Una partita importante, che ora il Ministero per le infrastrutture deve analizzare a fondo per vedere quali dei cinque pretendenti che hanno presentato la domanda di partecipazione abbia le caratteristiche in regola per potere partecipare ad una gara che prevede una base d’asta di 3 miliardi d’investimenti, oltre a 400 milioni di subentro da versare al concessionario uscente e a 140 milioni di euro da versare entro 30 giorni dalla data d’affidamento allo Stato e altri 70 milioni di euro all’anno quale canone annuo fino alla concorrenza del valore della concessione per un minimo di 570 milioni di euro. Grandi cifre giustificate anche dalla redditività dell’infrastruttura posta in palio, cosa che ha stimolato l’appetito dei grandi gruppi di costruzione stranieri.
Per ovviare al rischio che la concessione possa volare all’estero, si è mosso il presidente della Commissione prezzi e tariffe del Senato, Sergio Divina, che in un’interpellanza rivolta al ministro Corrado Passera, si chiede se “non sia opportuno valutare attentamente l’interesse nazionale nel procedimento di assegnazione della concessione, per evitare che la ricchezza prodotta ogni anno dalla concessione possa prendere la via d’oltreconfine”. Secondo Divina, “la recente riforma dell’Anas che ha perso la potestà concessoria trasferita in capo al Ministero per le infrastrutture, oggi rende possibile l’affidamento da parte dello Stato stesso di concessioni per l’esercizio di autostrade a pedaggio anche allo stesso Anas, che già da decenni gestisce autostrade senza pedaggio (quelle dell’Italia meridionale e il Grande raccordo anulare)”. Divina fa un discorso patriottico: “troppe volte, privatizzazioni e vendite di società pubbliche o private del Belpaese si sono dimostrate una pesante perdita per il patrimonio nazionale (si veda il caso Parmalat per tutti): sarebbe meglio valutare attentamente l’interesse nazionale ed evitare la svendita all’estero o a privati di strutture a prevalente valenza pubblica come il settore infrastrutturale.
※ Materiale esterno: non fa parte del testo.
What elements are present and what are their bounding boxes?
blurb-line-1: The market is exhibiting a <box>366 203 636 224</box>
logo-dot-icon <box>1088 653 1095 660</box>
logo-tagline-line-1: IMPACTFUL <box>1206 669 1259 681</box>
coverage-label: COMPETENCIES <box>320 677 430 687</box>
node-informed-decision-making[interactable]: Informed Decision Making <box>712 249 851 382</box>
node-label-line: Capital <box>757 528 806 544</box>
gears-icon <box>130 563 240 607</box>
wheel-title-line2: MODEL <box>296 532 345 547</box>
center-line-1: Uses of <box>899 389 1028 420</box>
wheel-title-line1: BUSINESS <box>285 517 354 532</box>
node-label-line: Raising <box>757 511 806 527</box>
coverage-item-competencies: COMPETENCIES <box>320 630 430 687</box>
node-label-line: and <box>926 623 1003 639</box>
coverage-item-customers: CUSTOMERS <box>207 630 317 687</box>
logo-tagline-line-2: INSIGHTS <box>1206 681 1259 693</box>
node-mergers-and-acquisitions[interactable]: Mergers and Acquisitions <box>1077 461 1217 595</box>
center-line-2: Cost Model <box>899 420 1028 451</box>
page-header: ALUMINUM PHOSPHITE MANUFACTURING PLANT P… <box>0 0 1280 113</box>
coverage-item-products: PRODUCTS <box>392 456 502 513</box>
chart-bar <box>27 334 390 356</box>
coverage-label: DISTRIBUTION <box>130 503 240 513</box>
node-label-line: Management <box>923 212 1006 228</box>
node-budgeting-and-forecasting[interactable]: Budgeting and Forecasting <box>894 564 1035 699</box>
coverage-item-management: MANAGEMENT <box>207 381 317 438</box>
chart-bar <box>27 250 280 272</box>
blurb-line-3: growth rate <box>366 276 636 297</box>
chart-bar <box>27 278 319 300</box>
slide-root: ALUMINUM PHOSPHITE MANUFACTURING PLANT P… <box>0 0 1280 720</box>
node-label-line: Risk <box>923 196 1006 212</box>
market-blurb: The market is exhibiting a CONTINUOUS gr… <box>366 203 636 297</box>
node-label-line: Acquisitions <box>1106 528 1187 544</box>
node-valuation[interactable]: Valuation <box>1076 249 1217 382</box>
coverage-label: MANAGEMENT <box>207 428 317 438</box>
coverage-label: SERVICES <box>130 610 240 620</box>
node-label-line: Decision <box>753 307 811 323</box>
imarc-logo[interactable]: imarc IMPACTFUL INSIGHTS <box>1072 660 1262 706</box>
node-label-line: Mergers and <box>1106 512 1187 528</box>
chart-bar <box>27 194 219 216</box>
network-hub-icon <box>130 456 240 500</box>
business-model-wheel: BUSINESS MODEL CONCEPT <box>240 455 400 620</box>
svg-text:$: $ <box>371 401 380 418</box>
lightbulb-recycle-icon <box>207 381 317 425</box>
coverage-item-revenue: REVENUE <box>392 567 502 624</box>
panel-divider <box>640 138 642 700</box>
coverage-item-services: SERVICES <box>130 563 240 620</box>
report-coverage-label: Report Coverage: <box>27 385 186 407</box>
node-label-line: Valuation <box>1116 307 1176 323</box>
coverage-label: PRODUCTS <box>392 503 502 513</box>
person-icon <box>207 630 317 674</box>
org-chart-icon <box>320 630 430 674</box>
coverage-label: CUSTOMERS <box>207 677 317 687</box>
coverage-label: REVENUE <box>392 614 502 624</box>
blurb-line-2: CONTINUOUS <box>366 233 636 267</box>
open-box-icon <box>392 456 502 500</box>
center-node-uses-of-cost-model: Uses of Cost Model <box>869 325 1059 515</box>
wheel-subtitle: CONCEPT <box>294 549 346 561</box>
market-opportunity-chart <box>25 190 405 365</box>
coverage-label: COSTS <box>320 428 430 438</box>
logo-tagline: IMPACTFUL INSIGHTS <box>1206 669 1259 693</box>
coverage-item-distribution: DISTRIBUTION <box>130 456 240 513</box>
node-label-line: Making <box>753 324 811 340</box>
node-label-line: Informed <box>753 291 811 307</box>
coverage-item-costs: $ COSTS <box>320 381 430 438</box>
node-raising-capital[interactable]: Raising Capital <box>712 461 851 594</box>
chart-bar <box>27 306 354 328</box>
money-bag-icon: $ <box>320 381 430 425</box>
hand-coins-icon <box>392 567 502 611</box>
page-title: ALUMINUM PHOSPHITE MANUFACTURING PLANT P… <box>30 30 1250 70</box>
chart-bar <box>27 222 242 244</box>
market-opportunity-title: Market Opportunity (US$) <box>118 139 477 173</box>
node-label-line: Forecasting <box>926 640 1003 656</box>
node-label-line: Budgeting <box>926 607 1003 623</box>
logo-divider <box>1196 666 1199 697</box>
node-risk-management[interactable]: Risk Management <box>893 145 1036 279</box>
Nel caso della concessione in scadenza dell’Autostrada del Brennero, si è dinanzi ad una prequalifica che vede in lizza ben 3 partecipanti su 5 di valenza estera: tre grandi gruppi stranieri che sembrano avere una base finanziaria decisamente migliore dei due concorrenti nazionali: se uno dei partecipanti esteri dovesse vincere la concessione, l’Italia direbbe addio agli oltre 300 milioni di valore di produzione della società, che l’anno scorso si sono tradotti in 84 milioni di utile netto (facilmente incrementabili ad oltre 100 riducendo qualcuna delle costose manutenzione che l’attuale concessionario attiva per mantenere l’infrastruttura tra le migliori in assoluto in Italia per qualità del servizio)”. DA qui la proposta che il Ministero dovrà valutare attentamente di assegnare la concessione in scadenza direttamente ad Anas se la valutazione in prequalifica dei concorrenti dovesse evidenziare una capacità finanziaria e tecnica dei concorrenti stranieri superiore a quelli nazionali. Per Divina i proventi della concessione gestita da Anas “dovrebbero essere indirizzati al fondo di ammortamento del deficit del bilancio dello Stato”.